What kind of testing is used to determine if program changes have introduced new errors?
Regression testing
Regression testing is the verification that what is being changed and installed does not affect any portion of the system already installed.
Regression testing is software testing that seeks to uncover software errors by partially retesting a modified program. The intent of regression testing is to provide a general assurance that no additional errors were introduced in the process of fixing other problems.
When a system development project is in the middle of the programming coding phase, what is the MOST frequent type of test?
Unit testing
Unit tests are used to ensure that individual programs are working correctly.
This type of test should occur during the programming phase. The development team should have mechanisms in place for the running of unit tests. The other alternatives happen later in the development and testing phases.
True or False - Logging both successful and unsuccessful events is not necessarily important because logging unsuccessful attempts may not reveal unauthorized access attempts.
False
Logging successful and unsuccessful events are equally important because they may reveal unauthorized access or an unauthorized escalation of access rights.
True or False - Known and unknown vulnerabilities can be identified on a host through the use of a vulnerability scanner.
False
A vulnerability scanner is software intended to explore and map known security weaknesses in applications, systems, and networks.
When an organization has a large number of privileged users is it necessary to periodically re-certify them?
Yes. Privileged users should always be re-certified as a way of securing the environment and identifying any fraudulent activity.
It is never a good idea to set systems and user access levels to a privileged default level.
What is Real User Monitoring?
Testing that tests every transaction of every user on a web site.
What are the general types of penetration tests?
- Internal
- External
- Wireless
Are logs reviewed as part of a Physical Security Assessment?
Yes.
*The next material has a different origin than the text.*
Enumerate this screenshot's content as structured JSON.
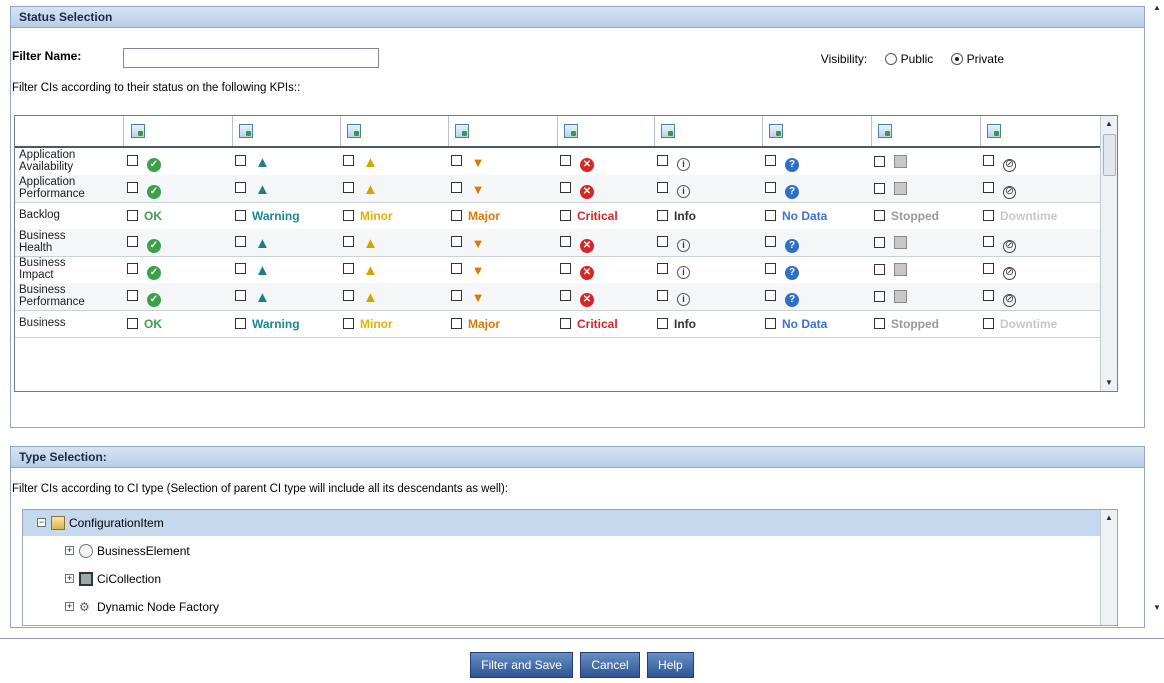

Access logs of physical controls should be assessed as part of a Physical audit.
To what does the term “footprinting” refer?
Footprinting (also called reconnaissance) is a method used by an attacker to learn information about a victim before actually carrying out scanning and probing activity.
What is Synthetic Performance Monitoring?
Monitoring system performance using automated scripts rather than real users.
Collecting data so a system can be monitored is known as:
Logging
Logs can be used for audit, troubleshooting, and research.
What is the difference between a penetration test and a vulnerability test?
Vulnerability scanners are comprehensive tests that check for numerous potential security weaknesses in the system and reports them.
Penetration testing are specific tests that demonstrate how the existence of vulnerabilities can be exploited using attacker processes.
Penetration testing can be used in conjunction with vulnerability scanning. But neither can replace the other.
What tasks should be carried out before a vulnerability assessment or penetration test is started?
- Have management’s approval
- Understand the goals of the operation
- Be able to identify the resources being tested
What is a Key Performance Indicator?
An interpretation of one or more metrics that describes an element of an Information Security Management System.